If going to the default theme and deactivating your plugins still isn’t working, it’s possible that your WordPress update was incomplete or corrupted. WordPress gives you the option to reinstall the latest version. Do it.
How often should you maintain your WordPress website?
If you have a static site, the bare minimum is once a month. You might have to do it more often if there is a big release of WordPress as plugin and theme developers will release their updates after a big WordPress update.
A better idea is to login once a week. This will make sure you don’t miss any important updates.
The best is to login every day. You’ll never miss an update this way and you’ll always have a good backup available.

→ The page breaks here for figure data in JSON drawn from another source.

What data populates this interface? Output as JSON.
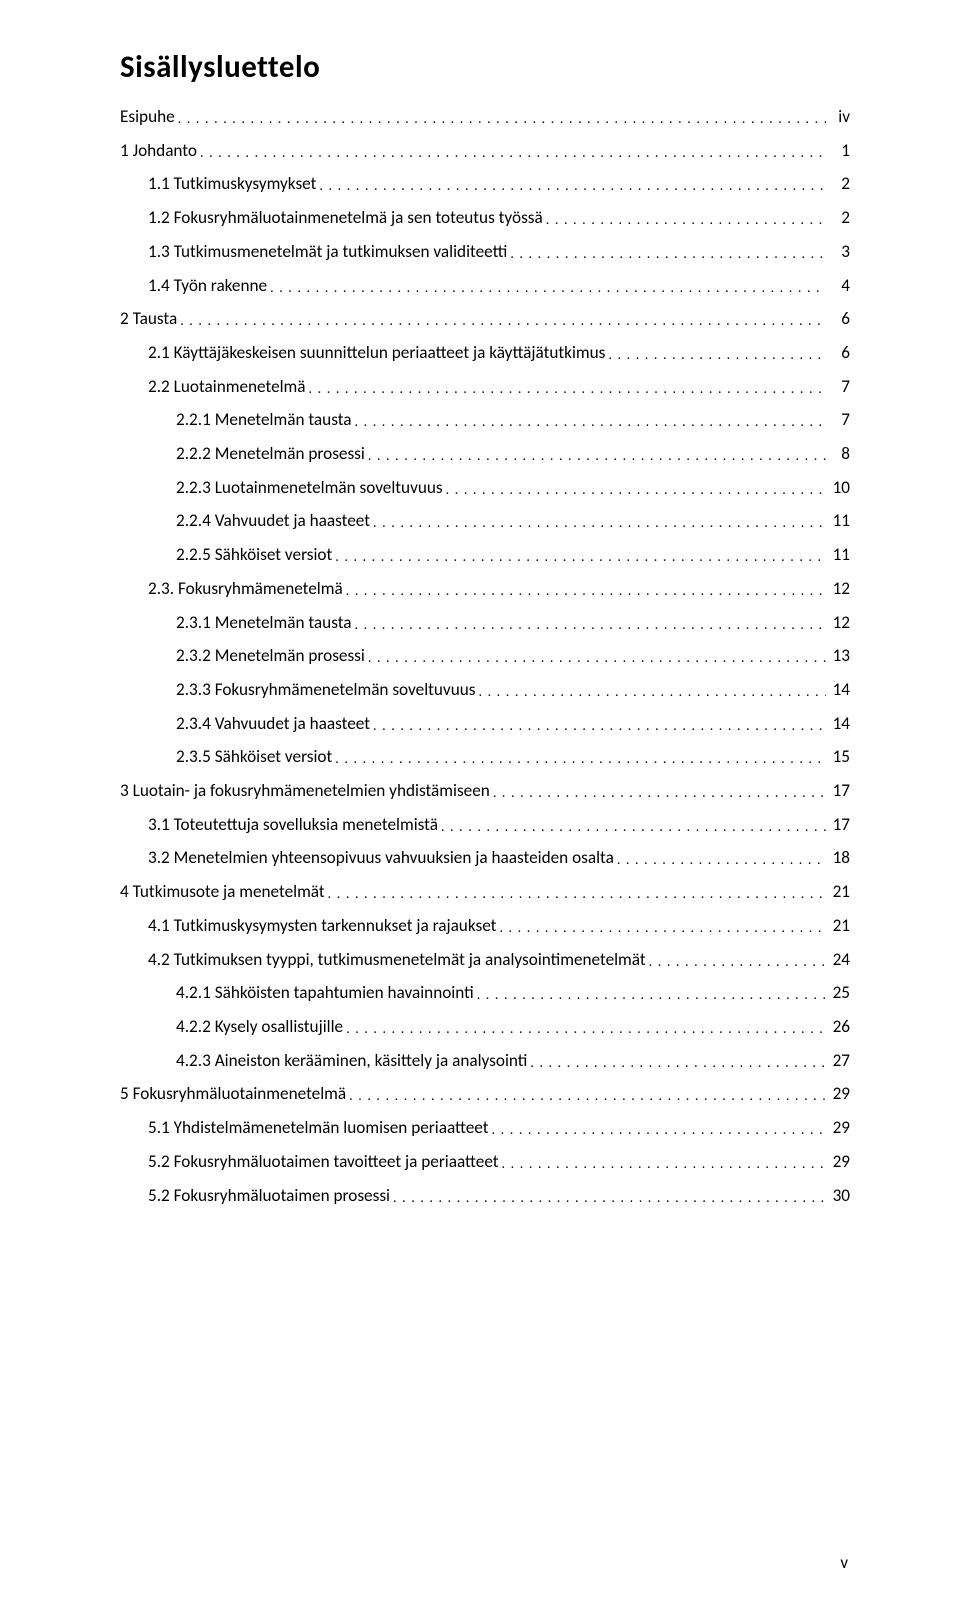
{
  "title": "Sisällysluettelo",
  "pageNumber": "v",
  "leader": ". . . . . . . . . . . . . . . . . . . . . . . . . . . . . . . . . . . . . . . . . . . . . . . . . . . . . . . . . . . . . . . . . . . . . . . . . . . . . . . . . . . . . . . . . . . . . . . . . . . . . . . . . . . . . . . . . . . . . . . . . . . . . . . . . . . . . . . . . . . . . . . . . . . . . . . . . . . . . . . . . . . . . . . . . . . . . . . . . . . . . . . . . . . . . .",
  "entries": [
    {
      "label": "Esipuhe",
      "page": "iv",
      "level": 0
    },
    {
      "label": "1 Johdanto",
      "page": "1",
      "level": 0
    },
    {
      "label": "1.1 Tutkimuskysymykset",
      "page": "2",
      "level": 1
    },
    {
      "label": "1.2 Fokusryhmäluotainmenetelmä ja sen toteutus työssä",
      "page": "2",
      "level": 1
    },
    {
      "label": "1.3 Tutkimusmenetelmät ja tutkimuksen validiteetti",
      "page": "3",
      "level": 1
    },
    {
      "label": "1.4 Työn rakenne",
      "page": "4",
      "level": 1
    },
    {
      "label": "2 Tausta",
      "page": "6",
      "level": 0
    },
    {
      "label": "2.1 Käyttäjäkeskeisen suunnittelun periaatteet ja käyttäjätutkimus",
      "page": "6",
      "level": 1
    },
    {
      "label": "2.2 Luotainmenetelmä",
      "page": "7",
      "level": 1
    },
    {
      "label": "2.2.1 Menetelmän tausta",
      "page": "7",
      "level": 2
    },
    {
      "label": "2.2.2 Menetelmän prosessi",
      "page": "8",
      "level": 2
    },
    {
      "label": "2.2.3 Luotainmenetelmän soveltuvuus",
      "page": "10",
      "level": 2
    },
    {
      "label": "2.2.4 Vahvuudet ja haasteet",
      "page": "11",
      "level": 2
    },
    {
      "label": "2.2.5 Sähköiset versiot",
      "page": "11",
      "level": 2
    },
    {
      "label": "2.3. Fokusryhmämenetelmä",
      "page": "12",
      "level": 1
    },
    {
      "label": "2.3.1 Menetelmän tausta",
      "page": "12",
      "level": 2
    },
    {
      "label": "2.3.2 Menetelmän prosessi",
      "page": "13",
      "level": 2
    },
    {
      "label": "2.3.3 Fokusryhmämenetelmän soveltuvuus",
      "page": "14",
      "level": 2
    },
    {
      "label": "2.3.4 Vahvuudet ja haasteet",
      "page": "14",
      "level": 2
    },
    {
      "label": "2.3.5 Sähköiset versiot",
      "page": "15",
      "level": 2
    },
    {
      "label": "3 Luotain- ja fokusryhmämenetelmien yhdistämiseen",
      "page": "17",
      "level": 0
    },
    {
      "label": "3.1 Toteutettuja sovelluksia menetelmistä",
      "page": "17",
      "level": 1
    },
    {
      "label": "3.2 Menetelmien yhteensopivuus vahvuuksien ja haasteiden osalta",
      "page": "18",
      "level": 1
    },
    {
      "label": "4 Tutkimusote ja menetelmät",
      "page": "21",
      "level": 0
    },
    {
      "label": "4.1 Tutkimuskysymysten tarkennukset ja rajaukset",
      "page": "21",
      "level": 1
    },
    {
      "label": "4.2 Tutkimuksen tyyppi, tutkimusmenetelmät ja analysointimenetelmät",
      "page": "24",
      "level": 1
    },
    {
      "label": "4.2.1 Sähköisten tapahtumien havainnointi",
      "page": "25",
      "level": 2
    },
    {
      "label": "4.2.2 Kysely osallistujille",
      "page": "26",
      "level": 2
    },
    {
      "label": "4.2.3 Aineiston kerääminen, käsittely ja analysointi",
      "page": "27",
      "level": 2
    },
    {
      "label": "5 Fokusryhmäluotainmenetelmä",
      "page": "29",
      "level": 0
    },
    {
      "label": "5.1 Yhdistelmämenetelmän luomisen periaatteet",
      "page": "29",
      "level": 1
    },
    {
      "label": "5.2 Fokusryhmäluotaimen tavoitteet ja periaatteet",
      "page": "29",
      "level": 1
    },
    {
      "label": "5.2 Fokusryhmäluotaimen prosessi",
      "page": "30",
      "level": 1
    }
  ]
}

If you are running a heavily used site, like a news aggregator, you’ll want to go with hourly backups and daily updates. For most of you, though, this is overkill.
I presented this material at the Seattle WordPress meetup this month. You can see the entire slide set at my Slideshare page.
One of the nice things about the Wordfence Security plugin is that it notifies me of the need to update my plugins or theme. It doesn’t notify me about WP updates. This plugin also has a newsletter that I subscribed to that addresses all sorts of security issues.
I have been doing my updates the exact opposite of the way you described, so I will change the order. I do deactivate all plugins when doing a theme or WP update – may have learned that in your website class.
Phyllis – Good for you for doing regular updates! That makes me all warm and fuzzy inside.
If the order you are doing your updates works for you, then feel free to stick with it. Since you’re deactivating your plugins when doing a WP update, you’re avoiding a lot of the problems that come with updating WP first. Whatever works for you and keeps you updating on a regular basis is a good plan.
Thank you. I think I updated my plug-ins about 5 weeks ago, in no particular order. I was letting my web developer do backups. I just checked to see if they are on a regular schedule. They are not.
You make it seem possible to manage more of it myself. Thanks.
Thanks, Rosi. I try to educate people so they can do more of this stuff themselves. Empowerment is my goal.